Sehingga yang dimaksudkan Penasehat Hukum Selviana Wanma, Jhonson Pandjaitan adalah ‘PK Kita’- miliknya siapa? Apakah PK yang diajukannya? atau PK milik kuasa hukum lainnya? Sehingga patut diduga keras hal tersebut tentu mengarah kepada Wanprestasi serta disisi lain terjadinya pelanggaran Kode Etik Advokat.
Tentu sangat bertolak belakang dengan statement yang diucapkan penasehat hukum Selviana Wanma, Johnsons Pandjaitan bahwa, “Ibu Selvi tidak bersalah, … prosedur hukum harus dijalankan … dan dia menjalankan itu dengan baik … Hey oknum-oknum yang menuduh Ibu Selvi seperti ini … berhentilah menzholimi Ibu Selvi dan keluarganya … berhentilah membohongi rakyat … dan seterusnya … ” (padahal faktanya justeru sebaliknya, red).
Perkara yang menyeret Selviana Wanma sebagai terdakwa awalnya diputus oleh Pengadilan Negeri Jakarta Pusat melalui keputusan No.32/PID.SUS/TPK/2013/PN.JKT.PST (dibacakan tanggal 17 Februari 2014). Dan PN Jakarta pusat menyatakan Selvi Wanma terbukti melanggar pasal 3 Jo. pasal 18 UU Tipikor 20/2001. Menjatuhkan pidana penjara selama satu tahun dan denda 200 juta rupiah.
Kemudian putusan tersebut dikuatkan oleh Pengadilan Tinggi Jakarta melalui Putusan No. 26/PID/TPK/2014/PT.DKI (dibacakan tanggal 17 Juli 2014).
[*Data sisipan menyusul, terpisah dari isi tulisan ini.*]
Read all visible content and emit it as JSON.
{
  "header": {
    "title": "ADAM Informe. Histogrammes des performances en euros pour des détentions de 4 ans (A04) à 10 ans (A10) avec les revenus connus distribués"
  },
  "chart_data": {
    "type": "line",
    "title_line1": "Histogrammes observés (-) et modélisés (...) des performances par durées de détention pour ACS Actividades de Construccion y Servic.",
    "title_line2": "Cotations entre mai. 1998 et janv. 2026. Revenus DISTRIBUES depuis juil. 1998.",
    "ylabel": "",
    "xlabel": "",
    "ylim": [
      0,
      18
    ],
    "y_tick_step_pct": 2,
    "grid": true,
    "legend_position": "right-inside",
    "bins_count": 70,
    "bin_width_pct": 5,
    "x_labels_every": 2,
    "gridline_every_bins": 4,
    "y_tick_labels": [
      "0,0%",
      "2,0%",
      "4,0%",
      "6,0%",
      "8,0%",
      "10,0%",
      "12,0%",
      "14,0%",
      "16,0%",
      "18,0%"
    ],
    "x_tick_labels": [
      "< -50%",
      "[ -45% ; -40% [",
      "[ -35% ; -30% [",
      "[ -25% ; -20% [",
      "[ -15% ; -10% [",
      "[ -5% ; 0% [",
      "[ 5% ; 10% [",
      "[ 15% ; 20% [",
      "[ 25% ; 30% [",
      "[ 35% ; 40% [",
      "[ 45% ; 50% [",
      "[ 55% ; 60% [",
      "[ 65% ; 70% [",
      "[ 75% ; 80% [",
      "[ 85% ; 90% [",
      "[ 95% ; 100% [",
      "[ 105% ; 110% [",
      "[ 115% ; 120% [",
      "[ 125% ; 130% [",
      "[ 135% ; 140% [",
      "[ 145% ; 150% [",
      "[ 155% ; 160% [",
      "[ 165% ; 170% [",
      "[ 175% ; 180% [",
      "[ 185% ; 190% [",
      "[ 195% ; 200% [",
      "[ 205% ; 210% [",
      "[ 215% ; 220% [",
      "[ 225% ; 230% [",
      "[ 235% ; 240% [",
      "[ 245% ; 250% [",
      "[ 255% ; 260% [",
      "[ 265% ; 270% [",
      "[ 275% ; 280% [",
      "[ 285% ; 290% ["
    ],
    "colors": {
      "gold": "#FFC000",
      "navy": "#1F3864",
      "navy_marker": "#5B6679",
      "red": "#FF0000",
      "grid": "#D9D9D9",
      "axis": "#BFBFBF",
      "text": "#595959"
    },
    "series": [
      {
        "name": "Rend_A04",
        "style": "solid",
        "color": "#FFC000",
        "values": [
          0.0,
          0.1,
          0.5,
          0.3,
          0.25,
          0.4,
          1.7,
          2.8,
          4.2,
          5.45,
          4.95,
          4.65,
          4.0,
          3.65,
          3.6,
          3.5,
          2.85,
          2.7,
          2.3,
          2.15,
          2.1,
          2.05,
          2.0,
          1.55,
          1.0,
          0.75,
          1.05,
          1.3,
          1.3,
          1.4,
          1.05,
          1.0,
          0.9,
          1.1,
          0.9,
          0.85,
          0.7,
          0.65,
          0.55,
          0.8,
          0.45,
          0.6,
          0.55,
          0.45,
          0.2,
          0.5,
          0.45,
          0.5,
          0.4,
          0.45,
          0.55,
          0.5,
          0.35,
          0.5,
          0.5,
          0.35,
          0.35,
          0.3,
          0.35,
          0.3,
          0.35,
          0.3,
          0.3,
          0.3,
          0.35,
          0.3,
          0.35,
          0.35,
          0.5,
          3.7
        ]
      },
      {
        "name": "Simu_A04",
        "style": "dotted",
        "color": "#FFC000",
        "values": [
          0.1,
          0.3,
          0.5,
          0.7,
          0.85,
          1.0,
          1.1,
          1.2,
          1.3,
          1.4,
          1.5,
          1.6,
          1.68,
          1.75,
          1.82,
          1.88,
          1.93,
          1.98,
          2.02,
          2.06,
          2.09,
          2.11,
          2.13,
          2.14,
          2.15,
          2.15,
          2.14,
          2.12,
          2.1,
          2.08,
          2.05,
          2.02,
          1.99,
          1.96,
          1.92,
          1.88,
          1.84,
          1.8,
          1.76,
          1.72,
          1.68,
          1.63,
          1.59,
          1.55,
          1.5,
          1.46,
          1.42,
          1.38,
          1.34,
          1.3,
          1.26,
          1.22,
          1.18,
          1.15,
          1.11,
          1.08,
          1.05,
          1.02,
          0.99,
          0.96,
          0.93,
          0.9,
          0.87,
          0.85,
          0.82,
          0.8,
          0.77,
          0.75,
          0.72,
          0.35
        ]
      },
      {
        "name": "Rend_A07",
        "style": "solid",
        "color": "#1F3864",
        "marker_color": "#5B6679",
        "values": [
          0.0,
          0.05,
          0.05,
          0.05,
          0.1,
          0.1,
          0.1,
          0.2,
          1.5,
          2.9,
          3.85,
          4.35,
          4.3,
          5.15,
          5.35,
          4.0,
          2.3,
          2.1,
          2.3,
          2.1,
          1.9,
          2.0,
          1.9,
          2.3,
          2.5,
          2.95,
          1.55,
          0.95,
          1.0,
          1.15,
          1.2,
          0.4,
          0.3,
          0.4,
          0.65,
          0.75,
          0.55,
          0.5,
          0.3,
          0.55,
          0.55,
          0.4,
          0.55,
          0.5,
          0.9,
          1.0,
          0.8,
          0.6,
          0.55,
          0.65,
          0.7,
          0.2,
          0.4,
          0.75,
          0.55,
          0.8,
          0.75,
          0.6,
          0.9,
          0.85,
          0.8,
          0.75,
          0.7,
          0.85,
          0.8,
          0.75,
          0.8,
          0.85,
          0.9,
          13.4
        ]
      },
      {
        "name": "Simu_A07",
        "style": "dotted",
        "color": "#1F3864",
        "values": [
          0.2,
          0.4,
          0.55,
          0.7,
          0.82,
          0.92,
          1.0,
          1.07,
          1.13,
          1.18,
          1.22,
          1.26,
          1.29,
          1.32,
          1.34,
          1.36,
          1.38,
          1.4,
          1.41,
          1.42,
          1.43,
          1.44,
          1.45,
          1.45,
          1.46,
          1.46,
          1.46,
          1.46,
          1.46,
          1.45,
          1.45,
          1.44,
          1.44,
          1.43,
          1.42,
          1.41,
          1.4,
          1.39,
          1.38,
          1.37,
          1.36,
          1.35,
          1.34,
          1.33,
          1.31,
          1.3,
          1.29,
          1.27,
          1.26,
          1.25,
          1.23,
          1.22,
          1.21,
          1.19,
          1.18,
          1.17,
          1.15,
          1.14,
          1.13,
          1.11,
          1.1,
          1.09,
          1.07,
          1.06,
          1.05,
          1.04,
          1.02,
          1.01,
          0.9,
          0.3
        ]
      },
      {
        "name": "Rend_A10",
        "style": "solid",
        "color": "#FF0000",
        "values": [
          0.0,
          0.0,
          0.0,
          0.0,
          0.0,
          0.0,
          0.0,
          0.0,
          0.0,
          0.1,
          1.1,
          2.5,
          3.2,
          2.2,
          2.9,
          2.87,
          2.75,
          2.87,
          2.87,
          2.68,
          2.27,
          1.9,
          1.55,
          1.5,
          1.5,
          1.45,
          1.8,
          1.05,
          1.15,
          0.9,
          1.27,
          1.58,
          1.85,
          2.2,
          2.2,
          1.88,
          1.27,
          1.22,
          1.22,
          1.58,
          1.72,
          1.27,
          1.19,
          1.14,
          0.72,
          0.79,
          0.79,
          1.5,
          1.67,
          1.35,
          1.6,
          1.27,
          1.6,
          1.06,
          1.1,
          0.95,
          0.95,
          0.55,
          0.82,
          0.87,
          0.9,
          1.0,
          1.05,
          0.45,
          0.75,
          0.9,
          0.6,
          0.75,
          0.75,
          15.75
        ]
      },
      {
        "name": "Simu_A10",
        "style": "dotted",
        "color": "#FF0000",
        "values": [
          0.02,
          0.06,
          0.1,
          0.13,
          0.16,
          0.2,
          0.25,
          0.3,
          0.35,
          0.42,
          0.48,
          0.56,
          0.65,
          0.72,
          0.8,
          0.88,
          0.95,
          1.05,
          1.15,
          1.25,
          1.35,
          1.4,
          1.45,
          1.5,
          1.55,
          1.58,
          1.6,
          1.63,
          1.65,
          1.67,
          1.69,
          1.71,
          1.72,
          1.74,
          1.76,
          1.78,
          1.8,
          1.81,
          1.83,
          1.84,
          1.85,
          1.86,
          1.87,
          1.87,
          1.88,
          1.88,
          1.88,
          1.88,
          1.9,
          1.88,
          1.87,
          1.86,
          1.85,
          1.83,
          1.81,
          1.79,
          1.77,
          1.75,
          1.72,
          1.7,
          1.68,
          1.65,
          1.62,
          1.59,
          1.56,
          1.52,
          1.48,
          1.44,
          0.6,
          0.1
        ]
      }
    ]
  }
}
Kemudian diperkuat lagi dalam Putusan Kasasi MA No.743/K/PID.SUS/2016 (dibacakan tanggal 27 Oktober 2016). Dan Peninjauan Kembali (PK) yang diputus oleh Mahkamah Agung melalui putusan No.134/PK/PID.SUS/2020 tertanggal 25 Juni 2020, yang membebaskan Selviana Wanma dari dakwaan Penuntut Umum.
Kabupaten Raja Ampat adalah salah satu Kabupaten di Provinsi Papua Barat yang menggelar Pilkada pada bulan Desember 2020 mendatang. Dari total 20 kursi DPRD Raja Ampat, Partai Demokrat meraih 9 kursi, Partai Golkar 4 kursi, PKS 2 kursi, Hanura 2 kursi, Gerindra 1 kursi, Nasdem 1 kursi dan PAN 1 kursi. Dengan demikian, masyarakat pemilih di Kabupaten Raja Ampat nantinya dapat memilih pemimpinnya yang baik, yang sungguh sungguh bekerja dan berjuang untuk kesejahteraan rakyatnya. Demikianlah yang menjadi catatan terpenting dalam persoalan Pilkada Raja Ampat sesungguhnya.